OCSP Practice: Weak Credentials

Stewart Beam

7 Oct, 2022

OCSP Practice: Weak Credentials

OCSP Practice: Weak Credentials

Summary

When we began our review of this server it was identified that the server was running FTP. The FTP server allowed anonymous access, and leaked 3 user accounts. Using these user accounts and hydra, we were able to find weak credentials on the admin account. The admin account on the FTP server provided access to a web root directory. Testing showed, we could upload files to the web server, but could not access them yet.

Initially, the web server was protected with basic HTTP authentication, but again we were able to use the known user account names and hydra to find additional credentials. Once we had credentials to get through the HTTP authentication, we were able to access files we uploaded to the systems FTP server.

The server ran PHP, so we were able to upload a PHP webshell to get RCE. To make interactions easier with the webshell, we used BURP to create payload in the repeater tab. Upon finding a working payload, we were able to get a callback to a nc listener.

Privilege Escalation on the box was done with a known exploit, when we say that it was a 32 bit 2008 Windows system, and we had the SeImpersonatePrivilege set.

Recommendations

First, if the anonymous FTP access isn’t required, it should be removed. The credentials also need to be changed for the FTP admin account. Complex passwords, that won’t be brute forced with common word lists, need to be used.

The Credentials for the Offsec user on the web server .htpasswd file also need to be complex, to prevent access to the web server if it is not wished.

Lastly, only systems with some form of vendor support should be used. The server should be upgraded to a modern operating system with vendor support and security updates.

Initial Access

NMAP Scans

In the initial scan, we can see the anonymous FTP access with an accounts folder.

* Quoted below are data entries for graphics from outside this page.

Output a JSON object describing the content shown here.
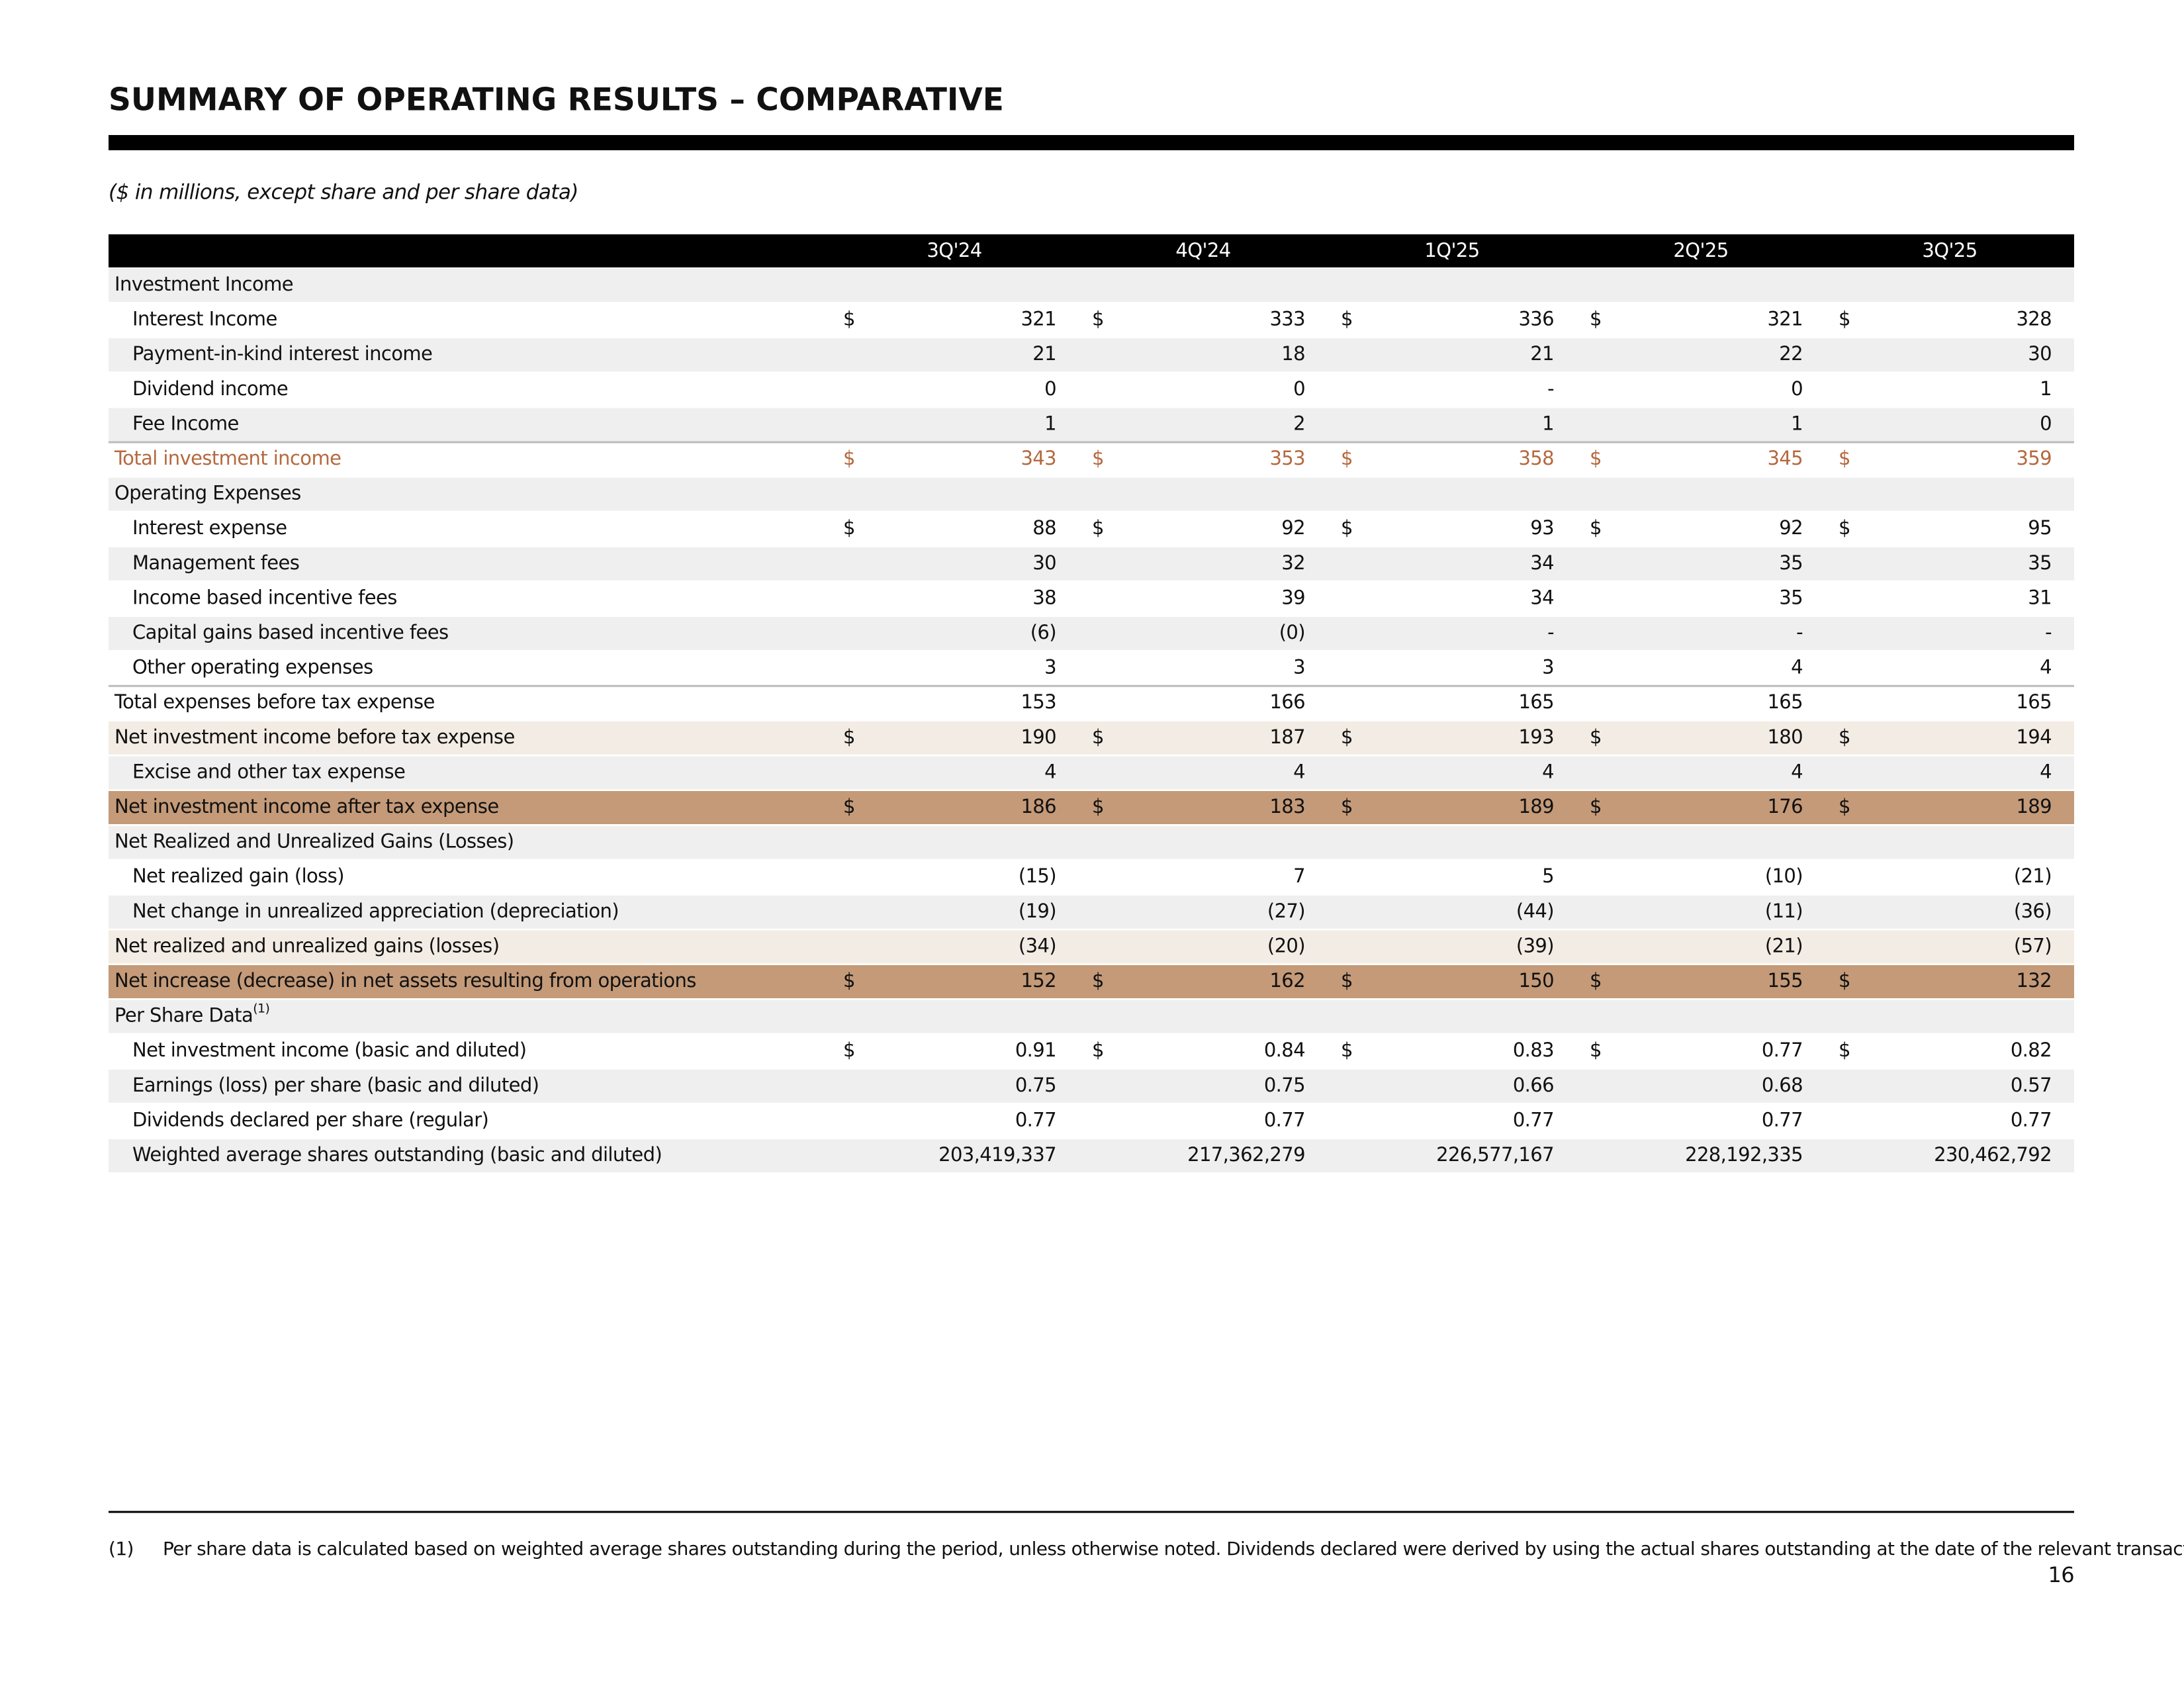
{
  "title": "SUMMARY OF OPERATING RESULTS – COMPARATIVE",
  "subtitle": "($ in millions, except share and per share data)",
  "currency_symbol": "$",
  "table": {
    "columns": [
      "3Q'24",
      "4Q'24",
      "1Q'25",
      "2Q'25",
      "3Q'25"
    ],
    "rows": [
      {
        "label": "Investment Income",
        "fill": "#efefef"
      },
      {
        "label": "Interest Income",
        "indent": true,
        "dollar": true,
        "cells": [
          "321",
          "333",
          "336",
          "321",
          "328"
        ]
      },
      {
        "label": "Payment-in-kind interest income",
        "indent": true,
        "fill": "#efefef",
        "cells": [
          "21",
          "18",
          "21",
          "22",
          "30"
        ]
      },
      {
        "label": "Dividend income",
        "indent": true,
        "cells": [
          "0",
          "0",
          "-",
          "0",
          "1"
        ]
      },
      {
        "label": "Fee Income",
        "indent": true,
        "fill": "#efefef",
        "cells": [
          "1",
          "2",
          "1",
          "1",
          "0"
        ]
      },
      {
        "label": "Total investment income",
        "dollar": true,
        "rule": true,
        "text_color": "#b5693f",
        "cells": [
          "343",
          "353",
          "358",
          "345",
          "359"
        ]
      },
      {
        "label": "Operating Expenses",
        "fill": "#efefef"
      },
      {
        "label": "Interest expense",
        "indent": true,
        "dollar": true,
        "cells": [
          "88",
          "92",
          "93",
          "92",
          "95"
        ]
      },
      {
        "label": "Management fees",
        "indent": true,
        "fill": "#efefef",
        "cells": [
          "30",
          "32",
          "34",
          "35",
          "35"
        ]
      },
      {
        "label": "Income based incentive fees",
        "indent": true,
        "cells": [
          "38",
          "39",
          "34",
          "35",
          "31"
        ]
      },
      {
        "label": "Capital gains based incentive fees",
        "indent": true,
        "fill": "#efefef",
        "cells": [
          "(6)",
          "(0)",
          "-",
          "-",
          "-"
        ]
      },
      {
        "label": "Other operating expenses",
        "indent": true,
        "cells": [
          "3",
          "3",
          "3",
          "4",
          "4"
        ]
      },
      {
        "label": "Total expenses before tax expense",
        "rule": true,
        "cells": [
          "153",
          "166",
          "165",
          "165",
          "165"
        ]
      },
      {
        "label": "Net investment income before tax expense",
        "dollar": true,
        "fill": "#f3ece4",
        "cells": [
          "190",
          "187",
          "193",
          "180",
          "194"
        ]
      },
      {
        "label": "Excise and other tax expense",
        "indent": true,
        "fill": "#efefef",
        "cells": [
          "4",
          "4",
          "4",
          "4",
          "4"
        ]
      },
      {
        "label": "Net investment income after tax expense",
        "dollar": true,
        "fill": "#c49a78",
        "cells": [
          "186",
          "183",
          "189",
          "176",
          "189"
        ]
      },
      {
        "label": "Net Realized and Unrealized Gains (Losses)",
        "fill": "#efefef"
      },
      {
        "label": "Net realized gain (loss)",
        "indent": true,
        "cells": [
          "(15)",
          "7",
          "5",
          "(10)",
          "(21)"
        ]
      },
      {
        "label": "Net change in unrealized appreciation (depreciation)",
        "indent": true,
        "fill": "#efefef",
        "cells": [
          "(19)",
          "(27)",
          "(44)",
          "(11)",
          "(36)"
        ]
      },
      {
        "label": "Net realized and unrealized gains (losses)",
        "fill": "#f3ece4",
        "cells": [
          "(34)",
          "(20)",
          "(39)",
          "(21)",
          "(57)"
        ]
      },
      {
        "label": "Net increase (decrease) in net assets resulting from operations",
        "dollar": true,
        "fill": "#c49a78",
        "cells": [
          "152",
          "162",
          "150",
          "155",
          "132"
        ]
      },
      {
        "label": "Per Share Data",
        "note": "(1)",
        "fill": "#efefef"
      },
      {
        "label": "Net investment income (basic and diluted)",
        "indent": true,
        "dollar": true,
        "cells": [
          "0.91",
          "0.84",
          "0.83",
          "0.77",
          "0.82"
        ]
      },
      {
        "label": "Earnings (loss) per share (basic and diluted)",
        "indent": true,
        "fill": "#efefef",
        "cells": [
          "0.75",
          "0.75",
          "0.66",
          "0.68",
          "0.57"
        ]
      },
      {
        "label": "Dividends declared per share (regular)",
        "indent": true,
        "cells": [
          "0.77",
          "0.77",
          "0.77",
          "0.77",
          "0.77"
        ]
      },
      {
        "label": "Weighted average shares outstanding (basic and diluted)",
        "indent": true,
        "fill": "#efefef",
        "cells": [
          "203,419,337",
          "217,362,279",
          "226,577,167",
          "228,192,335",
          "230,462,792"
        ]
      }
    ]
  },
  "footnote": {
    "marker": "(1)",
    "text": "Per share data is calculated based on weighted average shares outstanding during the period, unless otherwise noted. Dividends declared were derived by using the actual shares outstanding at the date of the relevant transactions."
  },
  "page_number": "16"
}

We also found port 242 open, so we needed to scan this and find out what the port was used for.

Our detailed scan of the uncommon ports showed, port 242 was a web server.

We located these user accounts in the ftp server accounts directory.

Running hydra with a default credentials list also found the admin account credentials were weak / default.

Accessing the FTP server with the new credentials allows for more access to a web directory.

Testing showed that we were able to place a text file on the remote web server.

Initially, we were not able to access the web directory due to HTTP basic authentication.

Hydra was used to find credentials here with a longer word list and the known user account names.

With access to the web server achieved, we uploaded a webshell to get RCE with PHP.

Once the shell was uploaded, we verified RCE with Burp Repeater.

In order to get a reverse shell, we uploaded a nc binary to the FTP server.

With the nc binary on the remote system, we were able to use a URL encoded payload to get a callback.

Privilege Escalation

Looking at our user privileges, we say that we had the SeImpersonatePrivilege set.

Again, we made use of the FTP server and uploaded a JuicyPotato exploit to the system.

We used this command to execute our callback with JP.

With that, we had system level access, and access to proof files on the box.